Automatically configure Tunnel) A two-way Tunnel needs to be established statically, and the party configuring the Tunnel does not need to work with other parties. The system creates a tunnel interface or contains IPv4 address information in the IPv6 address. In this way, the IPv4 address can be extracted from the IPv6 address when the tunnel encapsulates the IPv6 package and an IPv4 header can be entered; alternatively, an IPv4 addressing method is provided to obtain the IPv4 address of the Peer end using the addressing technology. Currently, the following five automatic tunneling technologies are commonly used.

◆ Automatic tunnel technology using IPv4-compatible addresses: Automatic tunnel can achieve point-to-point connections, which is characteristic of this technology. Manual tunneling is only a point-to-point connection. IPv4 is compatible with the IPv6 automatic tunnel technology, which can automatically generate tunnels. We know that a tunnel must have a start point and an end point. After the start point and the end point are determined, the tunnel can be determined. In the IPv4-compatible IPv6 automatic tunnel, we only need to tell the device tunnel start point that the tunnel end point is automatically generated by the device. To enable devices to automatically generate endpoints, an IPv4-compatible IPv6 tunnel must use a special address: IPv4-compatible IPv6 address.

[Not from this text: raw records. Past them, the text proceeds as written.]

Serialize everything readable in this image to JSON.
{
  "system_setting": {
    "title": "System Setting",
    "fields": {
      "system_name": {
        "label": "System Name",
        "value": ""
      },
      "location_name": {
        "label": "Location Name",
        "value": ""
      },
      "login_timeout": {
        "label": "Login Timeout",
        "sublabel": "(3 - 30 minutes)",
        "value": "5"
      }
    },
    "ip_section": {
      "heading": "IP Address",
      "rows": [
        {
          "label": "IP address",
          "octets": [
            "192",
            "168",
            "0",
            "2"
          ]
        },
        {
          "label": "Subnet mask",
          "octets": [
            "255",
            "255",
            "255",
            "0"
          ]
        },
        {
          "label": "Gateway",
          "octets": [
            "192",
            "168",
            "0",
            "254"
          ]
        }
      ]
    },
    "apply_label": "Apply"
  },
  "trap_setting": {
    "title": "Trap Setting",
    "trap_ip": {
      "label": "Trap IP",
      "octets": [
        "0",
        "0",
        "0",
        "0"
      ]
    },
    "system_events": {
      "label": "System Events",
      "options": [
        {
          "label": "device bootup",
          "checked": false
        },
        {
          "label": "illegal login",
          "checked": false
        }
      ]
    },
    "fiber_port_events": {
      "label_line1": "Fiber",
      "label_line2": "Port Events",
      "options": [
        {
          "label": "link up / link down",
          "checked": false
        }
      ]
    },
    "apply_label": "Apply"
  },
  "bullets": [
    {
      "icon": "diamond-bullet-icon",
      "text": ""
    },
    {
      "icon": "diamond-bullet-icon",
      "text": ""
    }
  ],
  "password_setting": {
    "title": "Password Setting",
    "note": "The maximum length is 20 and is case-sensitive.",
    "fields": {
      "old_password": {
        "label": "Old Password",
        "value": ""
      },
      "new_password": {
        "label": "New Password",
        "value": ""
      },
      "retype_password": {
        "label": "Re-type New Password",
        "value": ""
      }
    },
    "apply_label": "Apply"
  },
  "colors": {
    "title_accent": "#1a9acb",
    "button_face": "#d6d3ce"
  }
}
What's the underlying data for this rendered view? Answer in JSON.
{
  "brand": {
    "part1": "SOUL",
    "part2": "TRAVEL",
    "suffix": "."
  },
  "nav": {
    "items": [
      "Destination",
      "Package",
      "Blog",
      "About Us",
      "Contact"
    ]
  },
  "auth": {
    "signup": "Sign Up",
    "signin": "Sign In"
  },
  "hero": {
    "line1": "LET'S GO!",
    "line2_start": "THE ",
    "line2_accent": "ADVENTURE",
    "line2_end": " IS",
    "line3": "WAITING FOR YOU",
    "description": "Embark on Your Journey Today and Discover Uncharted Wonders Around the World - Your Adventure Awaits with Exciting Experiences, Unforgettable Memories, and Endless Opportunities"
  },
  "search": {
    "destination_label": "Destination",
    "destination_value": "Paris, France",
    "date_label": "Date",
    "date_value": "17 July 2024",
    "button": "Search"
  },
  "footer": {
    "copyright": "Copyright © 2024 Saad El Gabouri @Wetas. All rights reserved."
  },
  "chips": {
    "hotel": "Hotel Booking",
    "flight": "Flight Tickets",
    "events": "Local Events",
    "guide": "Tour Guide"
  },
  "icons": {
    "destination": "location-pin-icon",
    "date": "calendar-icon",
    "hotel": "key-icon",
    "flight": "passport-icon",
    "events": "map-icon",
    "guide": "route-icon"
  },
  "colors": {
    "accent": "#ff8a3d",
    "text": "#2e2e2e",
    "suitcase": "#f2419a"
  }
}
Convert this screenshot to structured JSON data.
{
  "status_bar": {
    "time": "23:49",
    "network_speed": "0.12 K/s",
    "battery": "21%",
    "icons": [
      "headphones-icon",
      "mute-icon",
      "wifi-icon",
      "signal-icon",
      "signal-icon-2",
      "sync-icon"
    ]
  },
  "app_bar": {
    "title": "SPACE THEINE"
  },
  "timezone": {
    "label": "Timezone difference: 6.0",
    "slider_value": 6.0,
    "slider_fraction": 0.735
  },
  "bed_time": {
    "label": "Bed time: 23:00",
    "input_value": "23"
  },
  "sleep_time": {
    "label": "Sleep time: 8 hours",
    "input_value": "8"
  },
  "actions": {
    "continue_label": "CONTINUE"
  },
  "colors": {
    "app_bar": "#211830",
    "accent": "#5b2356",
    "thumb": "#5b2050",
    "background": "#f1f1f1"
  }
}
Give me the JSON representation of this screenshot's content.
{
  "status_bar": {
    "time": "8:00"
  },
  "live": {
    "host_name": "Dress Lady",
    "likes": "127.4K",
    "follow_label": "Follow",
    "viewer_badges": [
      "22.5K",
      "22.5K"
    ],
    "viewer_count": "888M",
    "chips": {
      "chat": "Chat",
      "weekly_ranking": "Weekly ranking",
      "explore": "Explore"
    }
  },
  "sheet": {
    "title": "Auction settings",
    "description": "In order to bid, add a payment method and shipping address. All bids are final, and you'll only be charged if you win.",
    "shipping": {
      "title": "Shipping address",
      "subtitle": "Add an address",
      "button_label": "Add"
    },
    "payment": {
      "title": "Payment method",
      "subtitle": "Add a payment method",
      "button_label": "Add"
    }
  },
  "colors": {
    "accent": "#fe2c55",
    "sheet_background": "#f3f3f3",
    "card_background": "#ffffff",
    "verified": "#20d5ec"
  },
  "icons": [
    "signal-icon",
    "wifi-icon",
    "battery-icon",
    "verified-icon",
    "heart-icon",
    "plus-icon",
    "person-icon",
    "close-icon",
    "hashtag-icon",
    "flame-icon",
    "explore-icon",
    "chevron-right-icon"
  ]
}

◆ 6over4 technology: the IPv4 multicast mechanism is used to implement virtual links and automatically establish a tunnel mechanism. The interfaces using this mechanism use the NDNeighbor disbor protocol proposed in RFC2461 for addressing. When an IPv6 packet needs to be encapsulated, the IPv6 layer sends the ND request packet to address the destination IPv6 address, the 6over4 interface encapsulates an IGMP header in the ND request packet and sends it to the IPv4 multicast domain. In this multicast domain, if another 6over4 interface has the requested IPv6 address, then, the interface sends the ND response packet containing its IPv4 address in the same way. After the query interface receives the ND response, it can obtain the IPv4 address of the Target Interface.

◆ 6to4 technology: the 6to4 address is required for interfaces using this mechanism. The prefix format is 2002: IPv4 Addr:/48. This mechanism requires two types of routers. The two types of routers are: (1) 6to4 Router 6to4 Router), as an IPv6 domain egress Router, the outgoing interface is the 6to4 interface; (2) 6to4 Relay Router), which serves as the 6to4 Router for multiple 6to4 Router Relay routers, generally, you can set the default route of the 6to4 Router as a 6to4 relay route, and set the corresponding route information in this relay Router to connect to multiple IPv6 domains.

◆ ISATAP (Intra-Site automation IC Tunnel Addressing Protocol) technology: it is an in-Site Automatic Tunnel Protocol. Use the ISATAP server to assign the ISATAP prefix. The domain host obtains the prefix by using the ISATAP interface to form the ISATAP address Prefix: 5EFE: IPv4 addr/64.

◆ Teredo technology: Teredo is an Address Allocation and an automatic IPv4/IPv6 tunnel mechanism that enables IPv6 unicast connections across the IPv4 Internet. It encapsulates IPv6 data packets in UDP/IPv4 data packets for transmission. In special address format, in addition to the fixed Teredo prefix, the IPv4 address of the Teredo server, the public IPv4 address of the client, and the UDP port are also inserted into the IPv6 address.